Swedroe: Riding Out The Volatility

August 31, 2015

Since the middle of August 2015, market volatility has escalated. As is usually the case when volatility spikes, global equity markets have experienced substantial losses. While there are no doubt a multitude of contributing factors (as discussed in my blog post on Aug. 26, 2015), some of the most obvious are the slowdown in the Chinese economy—the world’s second largest—and the sharp pullback in its stock market, along with the collapse of the prices of industrial- and energy-related commodities.

Given the current downturn and increase in stock market volatility, many investors are concerned and wondering whether now is the time to rethink their portfolios. While investors should always make sure their appetite for risk matches the risk embedded in their investment portfolios, market movements alone are not a good reason to alter investment plans.

Stock markets have always been, and will always be, risky. Their inherent riskiness is, in fact, the reason stocks have provided higher returns than safe bonds.
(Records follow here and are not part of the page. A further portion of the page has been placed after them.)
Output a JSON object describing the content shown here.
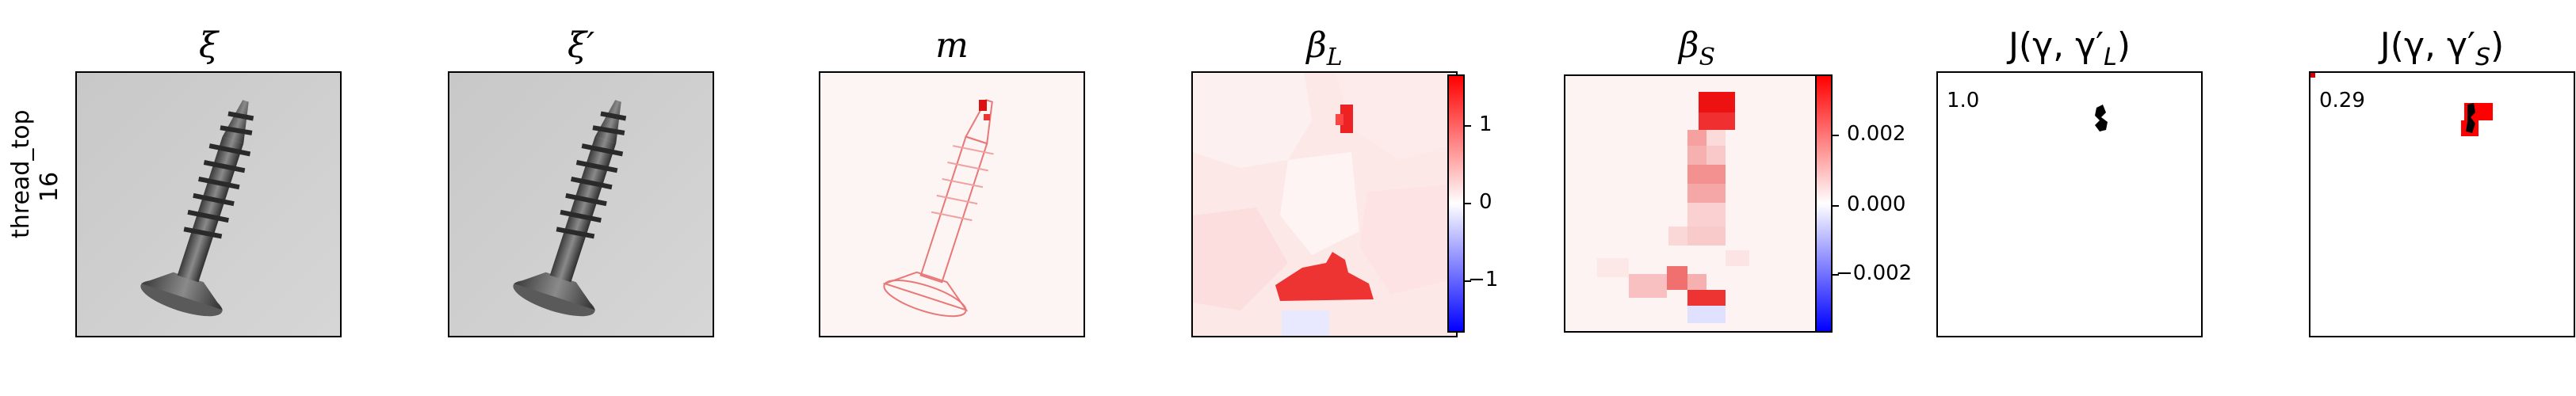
{
  "row": {
    "label_line1": "thread_top",
    "label_line2": "16"
  },
  "panels": [
    {
      "title": "ξ"
    },
    {
      "title": "ξ′"
    },
    {
      "title": "m"
    },
    {
      "title": "β",
      "sub": "L"
    },
    {
      "title": "β",
      "sub": "S"
    },
    {
      "title": "J(γ, γ′",
      "sub": "L",
      "close": ")"
    },
    {
      "title": "J(γ, γ′",
      "sub": "S",
      "close": ")"
    }
  ],
  "colorbar_L": {
    "ticks": [
      "1",
      "0",
      "−1"
    ]
  },
  "colorbar_S": {
    "ticks": [
      "0.002",
      "0.000",
      "−0.002"
    ]
  },
  "jaccard_L": {
    "value": "1.0"
  },
  "jaccard_S": {
    "value": "0.29"
  },
  "colors": {
    "pos": "#ff0000",
    "neutral": "#ffffff",
    "neg": "#0000ff"
  }
}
Putting Market Volatility In Context

While recent stock market volatility has been high, markets have experienced periods of higher volatility in the recent past. My colleague and co-author Jared Kizer put together some charts that show the historical evidence on volatility. Figure 1 below shows the historical values of the VIX Index, the market’s “fear gauge,” over periods going back to 2007.
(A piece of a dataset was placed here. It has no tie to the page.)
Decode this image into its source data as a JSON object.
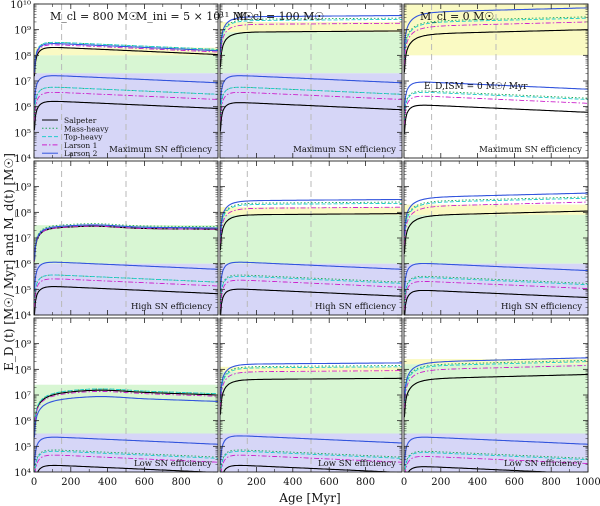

Historically, the volatility of the stock market has averaged about 20 percent per year. More recently, the market’s expectation for volatility has exceeded 40 percent. So volatility has certainly increased beyond its more “normal” levels.

However, Figure 1 shows that market volatility was at similar (and in some cases higher) levels for virtually all of 2008 and 2009, and even as recently as mid-2011. In fact, while you cannot see it on this chart, the VIX exceeded 80 on both Oct. 27 and Nov. 20 of 2008.

While recent volatility is certainly discomforting, investors should be aware that markets have gone through similar, and even more extreme, episodes of volatility in the not-too-distant past.